Alligator Safety Tips

  • Alligators have a natural fear of humans and usually quickly retreat when approached by people. If you have a close encounter with an alligator a few yards away, back away slowly. If you hear an alligator hiss, it's a warning that you are too close.
  • While it is extremely rare for wild alligators to chase people, they are quick and agile and will defend themselves when cornered. A female protecting her nest might charge a person who gets close to the nest but would quickly return to the nest after the intruder leaves.
  • If you see an alligator while walking a pet, make sure that your pet is on a leash and under your control. Your pet will naturally be curious, and the alligator may see it as an easy food source as they have a keen sense of smell. In areas known to contain alligators, keep pets at a safe distance from the water or inside a fenced area if possible.
  • If you see an alligator in a roadway, yard, or other unexpected place, DO NOT attempt to move it. It is dangerous and illegal for the general public to handle or possess alligators.
  • If you see a large alligator in your favorite swimming hole or pond, do not swim with it. Although alligator attacks in Louisiana are rare, it can happen. Attack reports in Louisiana are usually more accurately described as encounters. As with all outdoor activities, keep in mind that wildlife encounters are always a possibility.
DON'Ts DOs
Don’t kill, harass, molest, or attempt to move alligators. State law prohibits such actions. A provoked alligator is likely to bite. Call your local LDWF office if you encounter a nuisance alligator that has lost its fear of people.
Don’t allow small children to play unsupervised in or around water. Closely supervise children when they play in or around water.
Don’t swim at night or during dusk or dawn when alligators most actively feed. Swim only during daylight hours and stay aware of your surroundings.
Don’t feed or entice alligators. Alligators overcome their natural shyness and become accustomed or attracted to humans when fed. Tell others that feeding alligators creates safety problems for people who want to use the water for recreation.

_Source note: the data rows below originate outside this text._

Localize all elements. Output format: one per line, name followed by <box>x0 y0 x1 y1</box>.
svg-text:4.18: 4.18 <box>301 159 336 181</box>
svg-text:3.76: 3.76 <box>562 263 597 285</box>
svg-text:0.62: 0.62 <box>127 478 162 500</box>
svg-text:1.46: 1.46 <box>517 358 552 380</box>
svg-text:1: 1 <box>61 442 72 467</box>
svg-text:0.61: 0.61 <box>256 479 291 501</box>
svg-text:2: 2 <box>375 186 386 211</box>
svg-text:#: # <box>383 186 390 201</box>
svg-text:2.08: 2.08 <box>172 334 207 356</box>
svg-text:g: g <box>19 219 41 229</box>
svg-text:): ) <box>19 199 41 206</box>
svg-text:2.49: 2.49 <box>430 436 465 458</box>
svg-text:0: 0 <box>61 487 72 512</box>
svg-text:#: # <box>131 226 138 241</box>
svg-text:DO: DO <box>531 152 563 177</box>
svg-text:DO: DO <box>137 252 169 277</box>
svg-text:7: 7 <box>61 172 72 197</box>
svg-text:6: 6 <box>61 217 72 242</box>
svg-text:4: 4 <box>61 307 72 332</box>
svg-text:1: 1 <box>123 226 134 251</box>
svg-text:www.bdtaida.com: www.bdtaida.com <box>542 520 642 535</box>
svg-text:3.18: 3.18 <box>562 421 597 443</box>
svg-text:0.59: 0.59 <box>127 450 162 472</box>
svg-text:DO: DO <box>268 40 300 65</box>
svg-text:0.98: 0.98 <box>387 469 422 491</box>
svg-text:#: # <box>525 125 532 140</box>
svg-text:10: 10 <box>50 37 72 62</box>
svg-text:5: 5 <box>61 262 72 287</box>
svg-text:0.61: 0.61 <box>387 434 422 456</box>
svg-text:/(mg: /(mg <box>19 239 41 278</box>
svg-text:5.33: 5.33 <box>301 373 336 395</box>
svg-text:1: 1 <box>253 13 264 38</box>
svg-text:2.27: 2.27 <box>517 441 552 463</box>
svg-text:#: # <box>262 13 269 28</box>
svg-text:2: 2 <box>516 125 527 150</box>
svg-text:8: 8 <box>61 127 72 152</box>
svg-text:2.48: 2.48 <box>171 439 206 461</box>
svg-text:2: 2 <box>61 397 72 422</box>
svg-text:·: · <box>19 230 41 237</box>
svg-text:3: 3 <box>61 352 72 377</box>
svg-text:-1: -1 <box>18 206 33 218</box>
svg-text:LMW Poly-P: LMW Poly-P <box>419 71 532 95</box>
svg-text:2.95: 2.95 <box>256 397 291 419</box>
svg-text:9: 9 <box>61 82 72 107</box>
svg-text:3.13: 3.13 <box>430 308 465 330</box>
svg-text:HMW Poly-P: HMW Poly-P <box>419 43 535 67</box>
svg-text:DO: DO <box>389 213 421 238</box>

Don’t throw fish scraps into the water or leave them on shore. Although you’re not intentionally feeding alligators, the end result is the same. Dispose of fish scraps in garbage cans, available at most boat ramps and fish camps.
Don’t remove an alligator from its natural habitat or accept one as a pet. It is a violation of state law to do so. You can’t tame an alligator and even small ones may bite. In particular, never go near baby alligators or pick them up. They may seem cute and harmless, but the mother alligator may be nearby and will protect her young. View and photograph wild alligators from a safe distance of at least 50 feet. Remember that alligators are an important part of Louisiana's natural history, as well as an integral component of many wetland ecosystems.

Some of the above information was adapted from information from the Texas Parks and Wildlife Department and the Florida Fish and Wildlife Conservation Commission.